Nowy wiceprezes ds. obronnych w PAK

12

Polska Agencja Kosmiczna wydała oświadczenie na temat odwołania wiceprezesa ds. obronnych, generała Lecha Majewskiego.

7 kwietnia 2016 r. Lech Majewski został odwołany ze stanowiska wiceprezesa ds. obronnych Polskiej Agencji Kosmicznej na mocy decyzji Prezesa Rady Ministrów Beaty Szydło.

Jak podaje Polska Agencja Kosmiczna generał Majewski został powołany na to stanowisko w lipcu 2015 r.
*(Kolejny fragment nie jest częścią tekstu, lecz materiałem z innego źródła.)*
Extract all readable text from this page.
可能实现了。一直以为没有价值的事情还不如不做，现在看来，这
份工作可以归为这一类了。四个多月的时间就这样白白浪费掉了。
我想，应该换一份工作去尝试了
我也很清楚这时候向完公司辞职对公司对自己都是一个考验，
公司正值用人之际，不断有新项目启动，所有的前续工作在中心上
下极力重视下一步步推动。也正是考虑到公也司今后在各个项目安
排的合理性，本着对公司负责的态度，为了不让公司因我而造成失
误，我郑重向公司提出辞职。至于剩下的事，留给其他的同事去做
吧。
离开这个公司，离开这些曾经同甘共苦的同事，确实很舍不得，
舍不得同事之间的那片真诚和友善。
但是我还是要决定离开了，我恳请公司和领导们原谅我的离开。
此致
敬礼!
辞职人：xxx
Odpowiadał za organizację Departamentu Projektów Obronnych i Departamentu Wojskowych Technologii Satelitarnych Agencji oraz jej nadzór, czego najwidoczniejszym rezultatem było ogłoszenie trzech studiów wykonalności projektów związanych z wykorzystaniem przestrzeni kosmicznej, technologii satelitarnych oraz dążenie Agencji do przyłączenia Polski do europejskiego Konsorcjum SST.

Polska Agencja Kosmiczna zwraca uwagę na pracę generała, który dążył do wzmocnienia relacji z Ministerstwem Obrony Narodowej, Ministerstwem Spraw Wewnętrznych i Administracji, Ministerstwem Spraw Zagranicznych i organizacjami związanymi z obronnością i bezpieczeństwem państwa.

Nowym wiceprezesem ds. obronnych Polskiej Agencji Kosmicznej został Piotr Suszyński.

(PAK)

12 komentarzy

  1. Warto uzupełnić powyższe informacje o powody odwołania generała.

    Po pierwsze w czerwcu 2015 roku generał przeszedł w stan spoczynku w związku z osiągnięciem wieku emerytalnego, wątpliwe jest zatem, czy następnie powinien zostać nominowany na jakiekolwiek stanowisko związane z obronnością.

    Przede wszystkim jednak Generał Majewski był w latach osiemdziesiątych słuchaczem Wojskowej Akademii Lotniczej ZSRS, co nie jest raczej najlepszą kwalifikacją do zajmowania kierowniczych stanowisk w Wojsku Polskim, a już na pewno nie tych szczególnie związanych z przyszłością polskiej armii i polskiego sektora kosmicznego.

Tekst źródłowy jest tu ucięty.